第1話

「ただいまー」

 

 僕は声をかけ、玄関の扉を開ける。


「おかえりです!」

 

 それに合わせてパルちゃんが僕の方に笑顔で近づいてくる。


「あら、おかえりなさい」


 そして、キッチンに立つレクシアが僕へと声をかけてくる。

 ……これ、僕が小さなガキじゃなければ、まるで夫婦みたいだよね。


「今日もまた銭湯に入ってきたの?」


「うん、まぁね」

 

 僕はレクシアの言葉に頷く。


「流石に汚いまま帰ってくるわけにはいかないからね」


「別に私は構わないし、そもそも私が何かを言う権利なんてないんだけどね」


「私も平気です」


「別に何か言いたいことがあれば言ってくれても構わないけどね」

 

 僕はそんな二人に対して苦笑しながらそう告げた。

 そして僕は家の中心に置かれているテーブルへと座った。


「ははは。言うことなんて出来ないわよ。働いてもないのだから」


 専業主婦だって立派な仕事らしいよ?


「もうすぐに夜ご飯が出来るから待っててね」


「はい」


「今日はどんな依頼を受けたのですか?」

 

 僕の隣へと座ったパルちゃんが僕へと尋ねてくる。

 この家の家系を支えているのは僕である。

 僕が冒険者として活躍し、お金を稼いでくることによってこの家は回っている。僕は学校が終わった後、毎日依頼を受けているのだ。

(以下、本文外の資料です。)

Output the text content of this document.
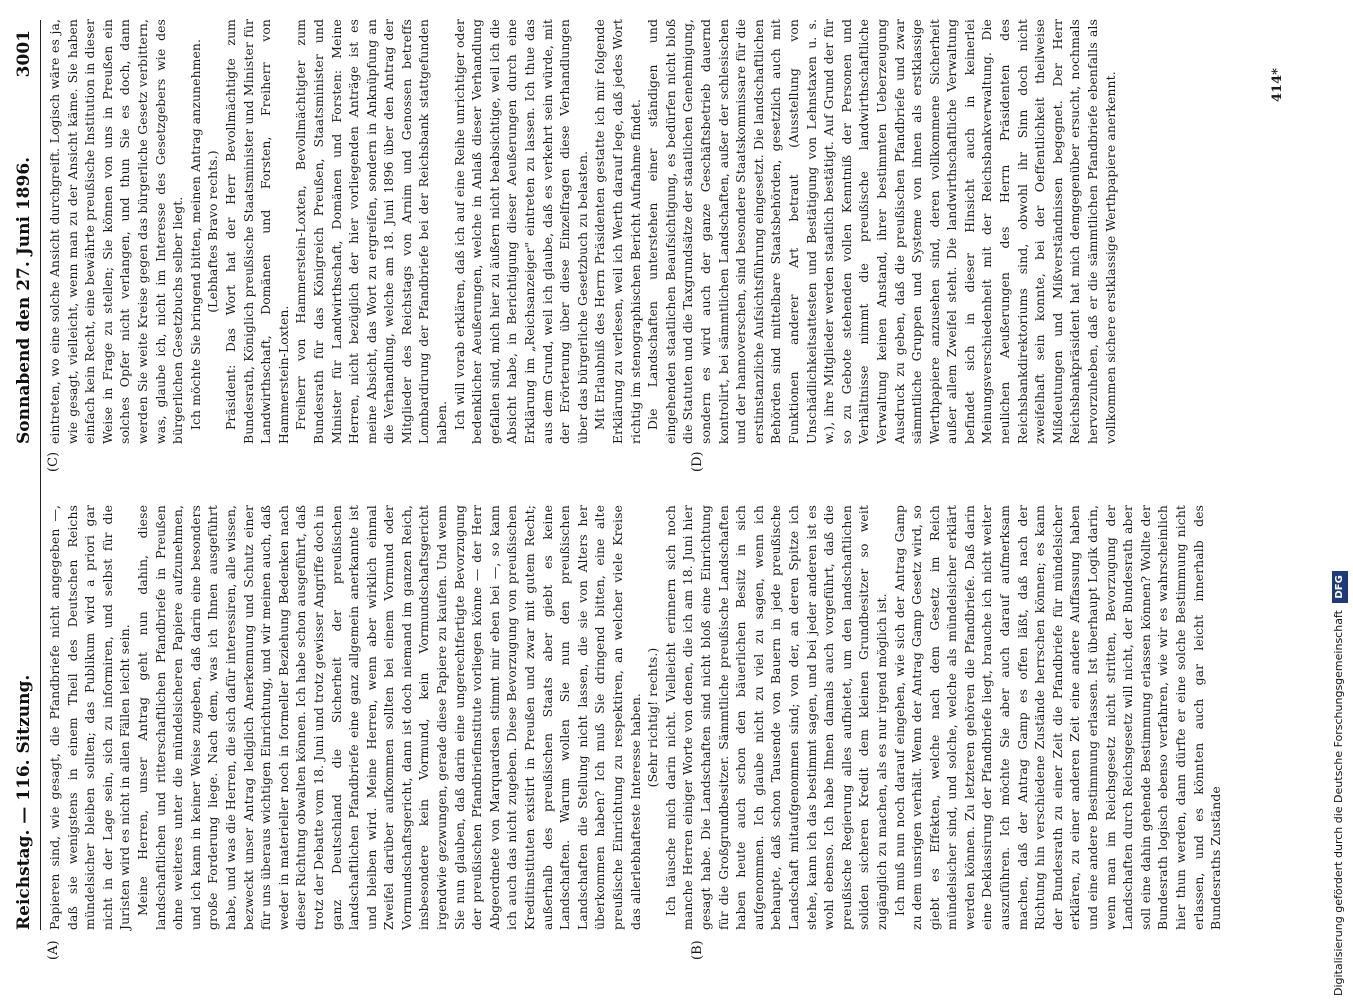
Reichstag. — 116. Sitzung.
Sonnabend den 27. Juni 1896.
3001
(A)	(B)
(C)	(D)

Papieren sind, wie gesagt, die Pfandbriefe nicht angegeben —, daß sie wenigstens in einem Theil des Deutschen Reichs mündelsicher bleiben sollten; das Publikum wird a priori gar nicht in der Lage sein, sich zu informiren, und selbst für die Juristen wird es nicht in allen Fällen leicht sein. Meine Herren, unser Antrag geht nun dahin, diese landschaftlichen und ritterschaftlichen Pfandbriefe in Preußen ohne weiteres unter die mündelsicheren Papiere aufzunehmen, und ich kann in keiner Weise zugeben, daß darin eine besonders große Forderung liege. Nach dem, was ich Ihnen ausgeführt habe, und was die Herren, die sich dafür interessiren, alle wissen, bezweckt unser Antrag lediglich Anerkennung und Schutz einer für uns überaus wichtigen Einrichtung, und wir meinen auch, daß weder in materieller noch in formeller Beziehung Bedenken nach dieser Richtung obwalten können. Ich habe schon ausgeführt, daß trotz der Debatte vom 18. Juni und trotz gewisser Angriffe doch in ganz Deutschland die Sicherheit der preußischen landschaftlichen Pfandbriefe eine ganz allgemein anerkannte ist und bleiben wird. Meine Herren, wenn aber wirklich einmal Zweifel darüber aufkommen sollten bei einem Vormund oder Vormundschaftsgericht, dann ist doch niemand im ganzen Reich, insbesondere kein Vormund, kein Vormundschaftsgericht irgendwie gezwungen, gerade diese Papiere zu kaufen. Und wenn Sie nun glauben, daß darin eine ungerechtfertigte Bevorzugung der preußischen Pfandbriefinstitute vorliegen könne — der Herr Abgeordnete von Marquardsen stimmt mir eben bei —, so kann ich auch das nicht zugeben. Diese Bevorzugung von preußischen Kreditinstituten existirt in Preußen und zwar mit gutem Recht; außerhalb des preußischen Staats aber giebt es keine Landschaften. Warum wollen Sie nun den preußischen Landschaften die Stellung nicht lassen, die sie von Alters her überkommen haben? Ich muß Sie dringend bitten, eine alte preußische Einrichtung zu respektiren, an welcher viele Kreise das allerlebhafteste Interesse haben. (Sehr richtig! rechts.) Ich täusche mich darin nicht. Vielleicht erinnern sich noch manche Herren einiger Worte von denen, die ich am 18. Juni hier gesagt habe. Die Landschaften sind nicht bloß eine Einrichtung für die Großgrundbesitzer. Sämmtliche preußische Landschaften haben heute auch schon den bäuerlichen Besitz in sich aufgenommen. Ich glaube nicht zu viel zu sagen, wenn ich behaupte, daß schon Tausende von Bauern in jede preußische Landschaft mitaufgenommen sind; von der, an deren Spitze ich stehe, kann ich das bestimmt sagen, und bei jeder anderen ist es wohl ebenso. Ich habe Ihnen damals auch vorgeführt, daß die preußische Regierung alles aufbietet, um den landschaftlichen soliden sicheren Kredit dem kleinen Grundbesitzer so weit zugänglich zu machen, als es nur irgend möglich ist. Ich muß nun noch darauf eingehen, wie sich der Antrag Gamp zu dem unsrigen verhält. Wenn der Antrag Gamp Gesetz wird, so giebt es Effekten, welche nach dem Gesetz im Reich mündelsicher sind, und solche, welche als mündelsicher erklärt werden können. Zu letzteren gehören die Pfandbriefe. Daß darin eine Deklassirung der Pfandbriefe liegt, brauche ich nicht weiter auszuführen. Ich möchte Sie aber auch darauf aufmerksam machen, daß der Antrag Gamp es offen läßt, daß nach der Richtung hin verschiedene Zustände herrschen können; es kann der Bundesrath zu einer Zeit die Pfandbriefe für mündelsicher erklären, zu einer anderen Zeit eine andere Auffassung haben und eine andere Bestimmung erlassen. Ist überhaupt Logik darin, wenn man im Reichsgesetz nicht stritten, Bevorzugung der Landschaften durch Reichsgesetz will nicht, der Bundesrath aber soll eine dahin gehende Bestimmung erlassen können? Wollte der Bundesrath logisch ebenso verfahren, wie wir es wahrscheinlich hier thun werden, dann dürfte er eine solche Bestimmung nicht erlassen, und es könnten auch gar leicht innerhalb des Bundesraths Zustände

eintreten, wo eine solche Ansicht durchgreift. Logisch wäre es ja, wie gesagt, vielleicht, wenn man zu der Ansicht käme. Sie haben einfach kein Recht, eine bewährte preußische Institution in dieser Weise in Frage zu stellen; Sie können von uns in Preußen ein solches Opfer nicht verlangen, und thun Sie es doch, dann werden Sie weite Kreise gegen das bürgerliche Gesetz verbittern, was, glaube ich, nicht im Interesse des Gesetzgebers wie des bürgerlichen Gesetzbuchs selber liegt. Ich möchte Sie bringend bitten, meinen Antrag anzunehmen. (Lebhaftes Bravo rechts.) Präsident: Das Wort hat der Herr Bevollmächtigte zum Bundesrath, Königlich preußische Staatsminister und Minister für Landwirthschaft, Domänen und Forsten, Freiherr von Hammerstein-Loxten. Freiherr von Hammerstein-Loxten, Bevollmächtigter zum Bundesrath für das Königreich Preußen, Staatsminister und Minister für Landwirthschaft, Domänen und Forsten: Meine Herren, nicht bezüglich der hier vorliegenden Anträge ist es meine Absicht, das Wort zu ergreifen, sondern in Anknüpfung an die Verhandlung, welche am 18. Juni 1896 über den Antrag der Mitglieder des Reichstags von Arnim und Genossen betreffs Lombardirung der Pfandbriefe bei der Reichsbank stattgefunden haben. Ich will vorab erklären, daß ich auf eine Reihe unrichtiger oder bedenklicher Aeußerungen, welche in Anlaß dieser Verhandlung gefallen sind, mich hier zu äußern nicht beabsichtige, weil ich die Absicht habe, in Berichtigung dieser Aeußerungen durch eine Erklärung im „Reichsanzeiger" eintreten zu lassen. Ich thue das aus dem Grund, weil ich glaube, daß es verkehrt sein würde, mit der Erörterung über diese Einzelfragen diese Verhandlungen über das bürgerliche Gesetzbuch zu belasten. Mit Erlaubniß des Herrn Präsidenten gestatte ich mir folgende Erklärung zu verlesen, weil ich Werth darauf lege, daß jedes Wort richtig im stenographischen Bericht Aufnahme findet. Die Landschaften unterstehen einer ständigen und eingehenden staatlichen Beaufsichtigung, es bedürfen nicht bloß die Statuten und die Taxgrundsätze der staatlichen Genehmigung, sondern es wird auch der ganze Geschäftsbetrieb dauernd kontrolirt, bei sämmtlichen Landschaften, außer der schlesischen und der hannoverschen, sind besondere Staatskommissare für die erstinstanzliche Aufsichtsführung eingesetzt. Die landschaftlichen Behörden sind mittelbare Staatsbehörden, gesetzlich auch mit Funktionen anderer Art betraut (Ausstellung von Unschädlichkeitsattesten und Bestätigung von Lehnstaxen u. s. w.), ihre Mitglieder werden staatlich bestätigt. Auf Grund der für so zu Gebote stehenden vollen Kenntniß der Personen und Verhältnisse nimmt die preußische landwirthschaftliche Verwaltung keinen Anstand, ihrer bestimmten Ueberzeugung Ausdruck zu geben, daß die preußischen Pfandbriefe und zwar sämmtliche Gruppen und Systeme von ihnen als erstklassige Werthpapiere anzusehen sind, deren vollkommene Sicherheit außer allem Zweifel steht. Die landwirthschaftliche Verwaltung befindet sich in dieser Hinsicht auch in keinerlei Meinungsverschiedenheit mit der Reichsbankverwaltung. Die neulichen Aeußerungen des Herrn Präsidenten des Reichsbankdirektoriums sind, obwohl ihr Sinn doch nicht zweifelhaft sein konnte, bei der Oeffentlichkeit theilweise Mißdeutungen und Mißverständnissen begegnet. Der Herr Reichsbankpräsident hat mich demgegenüber ersucht, nochmals hervorzuheben, daß er die sämmtlichen Pfandbriefe ebenfalls als vollkommen sichere erstklassige Werthpapiere anerkennt.	414*
Digitalisierung gefördert durch die Deutsche Forschungsgemeinschaft DFG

 僕はすでに一端の冒険者である。普通にランクも高い。多分学園内で、先輩も含めて僕が一番ランクが高いであろう。その自信がある。

 

「えっとねぇ」


 今日は、とある魔物の依頼を受けてきた。

 その話をパルちゃんに聞かせてあげる。


「出来たわよ」

 

 そんな話をしていると、レクシアが料理を並べていく。

 どれも非常に美味しそうだ。


「おぉ!」


「ありがと」


「これくらいは当然よ」

 

 並ぶ食事。その量はレクシアが一段と少ない。

 ここに来てからレクシアはご飯もしっかりと食べるようになり、健康的になってきてはいるもの、それでもまだ食は細い。

 

「美味しい」


「それなら良かった」

 

 レクシアが笑顔で告げてくれる。


「……何か怪我することはなかった?」

 

「うん。大丈夫だよ」

 

 僕とレクシア、パルちゃんがにこやかに会話をこなしながら一日を過ごした。

 今日もまた僕とレクシア、パルちゃんは平和な生活を送る……。